Hoje termina o prazo para Portugal cumprir os marcos e as metas do Plano de Recuperação e Resiliência. O Governo espera executar integralmente as subvenções disponíveis e evitar a devolução de verbas a Bruxelas. Se esse objetivo for alcançado, será importante. Não será ainda a prova de que o PRR transformou o país.
A pergunta decisiva não é apenas quanto dinheiro Portugal recebeu. É onde esse dinheiro chegou e que capacidade económica deixou instalada.
Em 21 de agosto, o Portal Mais Transparência registava 14,34 mil milhões de euros pagos a beneficiários, cerca de 65% da dotação total de 21,9 mil milhões. Portugal já recebera da Comissão Europeia 17,23 mil milhões, 79% do plano. Cerca de 4,6 mil milhões continuarão a ser pagos durante 2027.
Mas existe outra diferença que importa conhecer: quanto financiou investimento público e quanto chegou efetivamente às empresas para aumentar a capacidade produtiva?
Os relatórios não permitem responder de forma simples à questão essencial: que parte do PRR aumentou a produtividade, reforçou as exportações ou permitiu às empresas ganhar escala?

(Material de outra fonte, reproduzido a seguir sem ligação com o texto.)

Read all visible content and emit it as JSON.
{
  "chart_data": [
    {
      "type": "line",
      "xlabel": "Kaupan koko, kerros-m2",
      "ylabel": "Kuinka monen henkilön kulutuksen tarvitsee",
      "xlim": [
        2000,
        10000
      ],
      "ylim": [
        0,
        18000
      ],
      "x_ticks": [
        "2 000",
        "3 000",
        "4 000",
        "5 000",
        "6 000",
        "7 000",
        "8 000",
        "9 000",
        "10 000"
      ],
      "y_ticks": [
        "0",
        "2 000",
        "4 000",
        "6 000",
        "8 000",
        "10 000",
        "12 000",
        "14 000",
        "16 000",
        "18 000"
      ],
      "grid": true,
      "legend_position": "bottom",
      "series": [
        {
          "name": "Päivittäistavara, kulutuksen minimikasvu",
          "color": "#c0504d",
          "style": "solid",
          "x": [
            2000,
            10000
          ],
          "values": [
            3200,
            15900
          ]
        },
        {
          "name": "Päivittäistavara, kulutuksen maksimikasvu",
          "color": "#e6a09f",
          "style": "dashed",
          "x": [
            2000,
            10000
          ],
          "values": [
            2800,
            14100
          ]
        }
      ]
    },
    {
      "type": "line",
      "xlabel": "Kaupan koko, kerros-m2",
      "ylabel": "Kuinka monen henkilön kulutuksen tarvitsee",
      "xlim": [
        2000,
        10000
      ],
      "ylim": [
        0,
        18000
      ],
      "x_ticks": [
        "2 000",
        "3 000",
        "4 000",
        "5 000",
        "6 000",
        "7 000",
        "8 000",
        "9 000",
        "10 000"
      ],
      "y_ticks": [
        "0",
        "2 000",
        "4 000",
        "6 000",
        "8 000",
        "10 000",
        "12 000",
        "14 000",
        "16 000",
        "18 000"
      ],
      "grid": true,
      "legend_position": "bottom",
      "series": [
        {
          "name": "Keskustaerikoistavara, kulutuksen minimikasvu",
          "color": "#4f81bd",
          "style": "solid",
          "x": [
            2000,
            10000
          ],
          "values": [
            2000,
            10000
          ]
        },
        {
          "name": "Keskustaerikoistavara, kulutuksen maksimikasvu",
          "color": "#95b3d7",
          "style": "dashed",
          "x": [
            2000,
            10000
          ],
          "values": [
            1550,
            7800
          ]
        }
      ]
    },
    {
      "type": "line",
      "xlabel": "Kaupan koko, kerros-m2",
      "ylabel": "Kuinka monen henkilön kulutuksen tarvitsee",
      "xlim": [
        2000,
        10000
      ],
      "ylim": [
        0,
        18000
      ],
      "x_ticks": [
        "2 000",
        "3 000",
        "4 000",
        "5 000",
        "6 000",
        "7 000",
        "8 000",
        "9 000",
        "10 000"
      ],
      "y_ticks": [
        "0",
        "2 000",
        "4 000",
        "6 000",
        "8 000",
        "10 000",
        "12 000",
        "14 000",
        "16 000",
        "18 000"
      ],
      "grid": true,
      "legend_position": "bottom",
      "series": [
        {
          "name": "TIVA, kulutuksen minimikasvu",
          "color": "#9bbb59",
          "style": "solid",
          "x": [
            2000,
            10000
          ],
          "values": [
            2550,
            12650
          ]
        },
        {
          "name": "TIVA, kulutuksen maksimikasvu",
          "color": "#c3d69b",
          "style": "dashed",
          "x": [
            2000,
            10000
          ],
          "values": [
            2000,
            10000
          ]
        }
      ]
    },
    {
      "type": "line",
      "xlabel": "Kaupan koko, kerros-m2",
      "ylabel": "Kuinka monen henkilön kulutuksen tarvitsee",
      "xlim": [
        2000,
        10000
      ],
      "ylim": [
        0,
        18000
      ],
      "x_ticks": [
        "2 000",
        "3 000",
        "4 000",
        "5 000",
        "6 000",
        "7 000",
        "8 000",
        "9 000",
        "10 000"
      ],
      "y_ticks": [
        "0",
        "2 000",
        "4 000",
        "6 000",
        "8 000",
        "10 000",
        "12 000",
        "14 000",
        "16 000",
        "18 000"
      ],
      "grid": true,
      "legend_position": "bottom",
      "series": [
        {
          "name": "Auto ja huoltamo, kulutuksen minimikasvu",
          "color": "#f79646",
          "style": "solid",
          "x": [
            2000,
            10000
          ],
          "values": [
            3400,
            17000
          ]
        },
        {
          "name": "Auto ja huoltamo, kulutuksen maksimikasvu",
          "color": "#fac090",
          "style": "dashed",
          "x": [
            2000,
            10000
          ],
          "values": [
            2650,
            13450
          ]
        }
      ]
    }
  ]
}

Nem todo o investimento público é improdutivo. Transportes eficientes, escolas equipadas, serviços públicos digitais ou uma justiça mais rápida podem melhorar a competitividade. A economia não termina à porta do Estado.
O problema está em confundir investimento público com transformação económica.
O PRR destinava-se a tornar a economia mais sustentável, digital e resiliente, não apenas a financiar despesas que o Estado teria de suportar através do seu orçamento.
Quando uma verba europeia substitui investimento público que seria realizado de qualquer modo, pode aliviar o Orçamento do Estado. Não significa necessariamente que tenha aumentado a capacidade futura do país.
A diferença chama-se adicionalidade. Um investimento é adicional quando permite fazer algo que não aconteceria sem aquele financiamento, ou fazê-lo com maior dimensão, qualidade ou rapidez. Se o PRR apenas pagar uma despesa prevista, muda a origem do dinheiro. Pode não mudar o resultado.
É esta avaliação que continua por fazer. Quantos sistemas digitais eliminaram procedimentos em vez de informatizarem a mesma burocracia? Quantos apoios produziram investimento novo, exportações, produtividade ou emprego qualificado?
Mesmo a parcela destinada às empresas encontrou dificuldades em chegar aos beneficiários. Muitas tiveram de realizar despesas antes de receber os reembolsos. Houve candidaturas que demoraram mais de um ano a ser decididas e casos em que os adiantamentos ou pagamentos não chegaram a tempo dos projetos.
Isto não é apenas um atraso administrativo. Altera quem consegue beneficiar dos apoios.
Uma grande empresa pode recorrer a capitais próprios ou ao crédito. Uma pequena empresa pode não conseguir financiar salários, equipamentos e fornecedores durante meses. O apoio acaba por favorecer quem já tinha capacidade para suportar a espera.
Na prática, a empresa financia temporariamente o Estado para receber um incentivo destinado a aumentar a sua própria resiliência.
O problema agrava-se porque os prazos permanecem rígidos. O organismo público pode demorar a pagar, mas a empresa continua obrigada a executar. O atraso de uma parte transforma-se no risco da outra.
A partir de agora, Portugal deveria publicar uma avaliação que separasse investimento público, investimento empresarial, montantes efetivamente pagos e resultados produzidos.
Não basta saber quem recebeu. É necessário saber para quê, quando e com que efeito.
Deveria medir custos, capacidade produtiva, exportações, emprego qualificado e encargos futuros, identificando quanto investimento foi adicional e quanto substituiu despesa prevista.
O PRR não falha por financiar o Estado. Um país resiliente precisa de serviços públicos capazes.
Falha se o financiamento extraordinário servir apenas para adiar escolhas orçamentais, concluir obras sem impacto mensurável ou criar custos permanentes sem aumentar a capacidade económica que os sustentará.
Cumprir os marcos permite receber o dinheiro. Executar as verbas permite fechar o programa.
A verdadeira resiliência não está no dinheiro que chegou ao Estado.
Está na economia que conseguirá continuar quando esse dinheiro acabar.